Fig. 6. The response of FADD–DN rag–1^–/– thymoma cell lines to FasL and γ–irradiation. (A–C) FADD–DN rag–1^–/– thymoma cell lines were cultured with 20 ng/ml FLAG-tagged FasL cross-linked with 1 μg/ml anti-FLAG monoclonal antibody (A), 1 μM dexamethasone (B), or were exposed to 2.5 Gy γ-radiation (C). Cell survival was determined by flow cytometric analysis of PI-stained cells. Survival is shown as a percentage of that in culture medium without treatment. Cells cultured with anti-FLAG antibody alone were indistinguishable from cells cultured in plain medium. (D) FR D71 cells were examined for surface expression of Fas. The solid line represents cells stained with Jo2 anti-Fas monoclonal antibody, and the dotted line represents cells stained with an isotype-matched control antibody. Similar results were obtained with cell lines derived from five other FADD–DN rag–1^–/– mice. (E) Western blot analysis of p53 expression in FR C37 cells after a 5 Gy dose of γ-radiation (2.5 × 10⁶ cell equivalents/well). The blot was probed with a cocktail of monoclonal antibodies to wild-type p53, or as a loading control, with a monoclonal antibody that recognizes mouse HSP-70. Similar results were obtained with the cell line FR C24.
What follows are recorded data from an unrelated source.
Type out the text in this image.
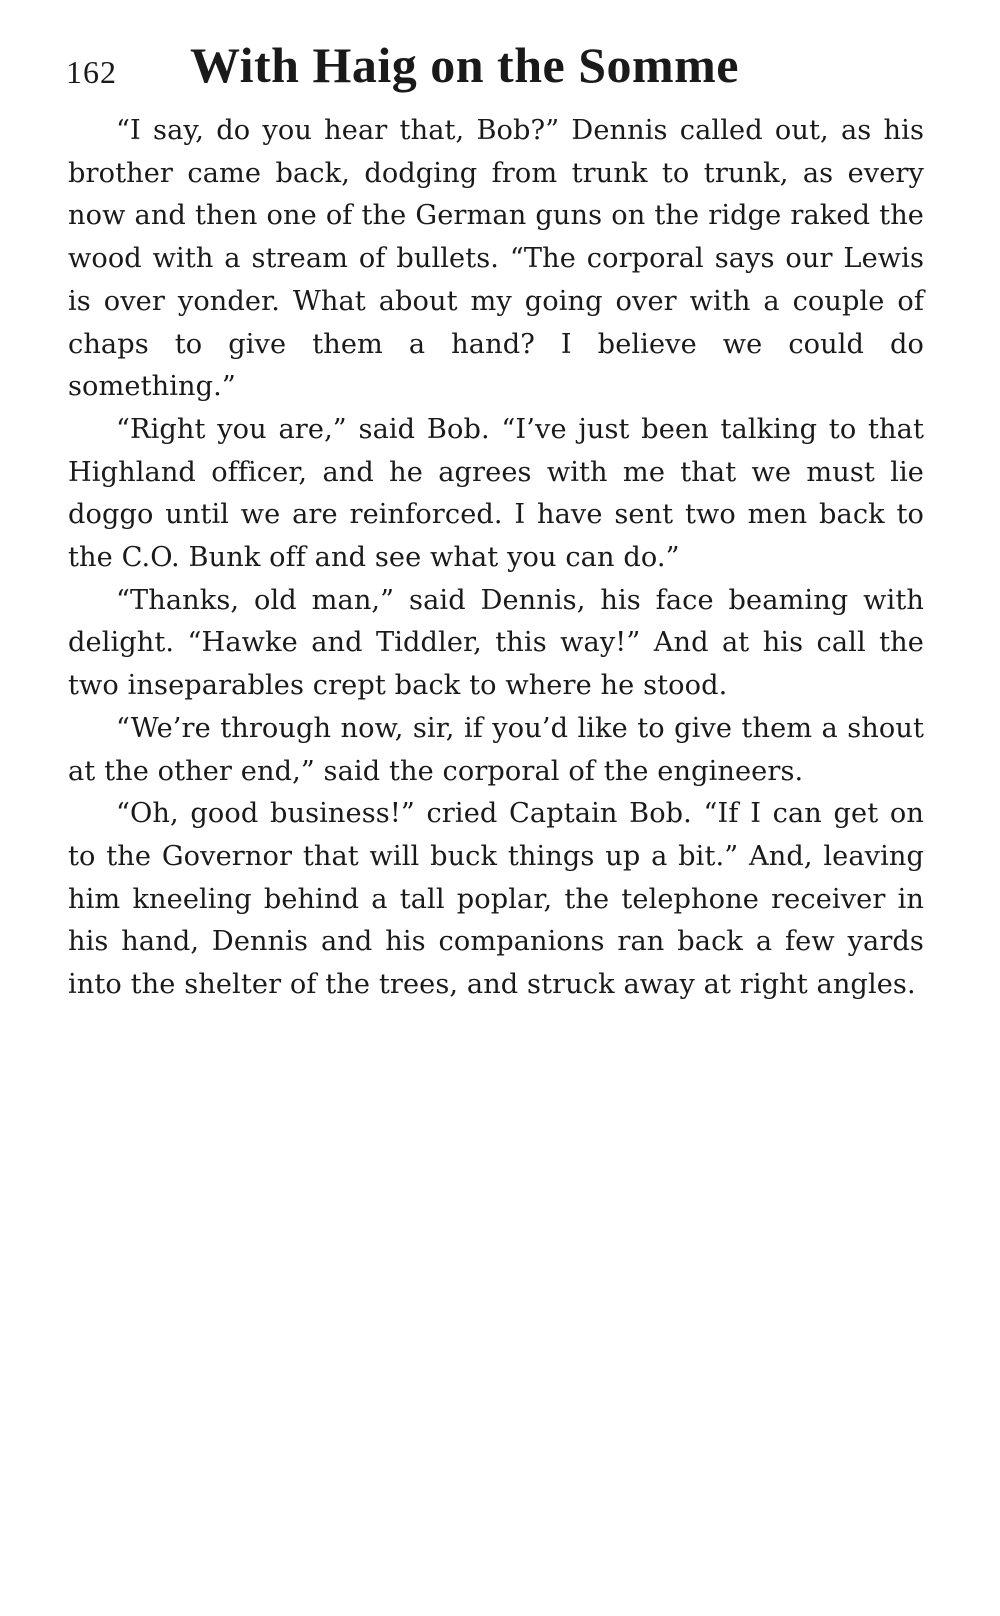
162 With Haig on the Somme

“I say, do you hear that, Bob?” Dennis called out, as his brother came back, dodging from trunk to trunk, as every now and then one of the German guns on the ridge raked the wood with a stream of bullets. “The corporal says our Lewis is over yonder. What about my going over with a couple of chaps to give them a hand? I believe we could do something.”

“Right you are,” said Bob. “I’ve just been talking to that Highland officer, and he agrees with me that we must lie doggo until we are reinforced. I have sent two men back to the C.O. Bunk off and see what you can do.”

“Thanks, old man,” said Dennis, his face beaming with delight. “Hawke and Tiddler, this way!” And at his call the two inseparables crept back to where he stood.

“We’re through now, sir, if you’d like to give them a shout at the other end,” said the corporal of the engineers.

“Oh, good business!” cried Captain Bob. “If I can get on to the Governor that will buck things up a bit.” And, leaving him kneeling behind a tall poplar, the telephone receiver in his hand, Dennis and his companions ran back a few yards into the shelter of the trees, and struck away at right angles.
Fig. 7. Model for death receptor-controlled apoptosis and cell production at the pre–TCR checkpoint. Death receptors on CD4^–8^–25⁺44^– pro–T3 cells can signal apoptosis or proliferation depending on the presence or absence of signals from the pre–TCR. (A) In the absence of a signal from the pre–TCR, such as in cells with non-productive TCRβ gene rearrangements, pro–T3 cells die by apoptosis. (B) Expression of a pre–TCR blocks the apoptotic signal from death receptors, thereby allowing cell proliferation and differentiation. Efficient pro–T4 and pre–T–cell generation probably requires signals from death receptors and the pre–TCR.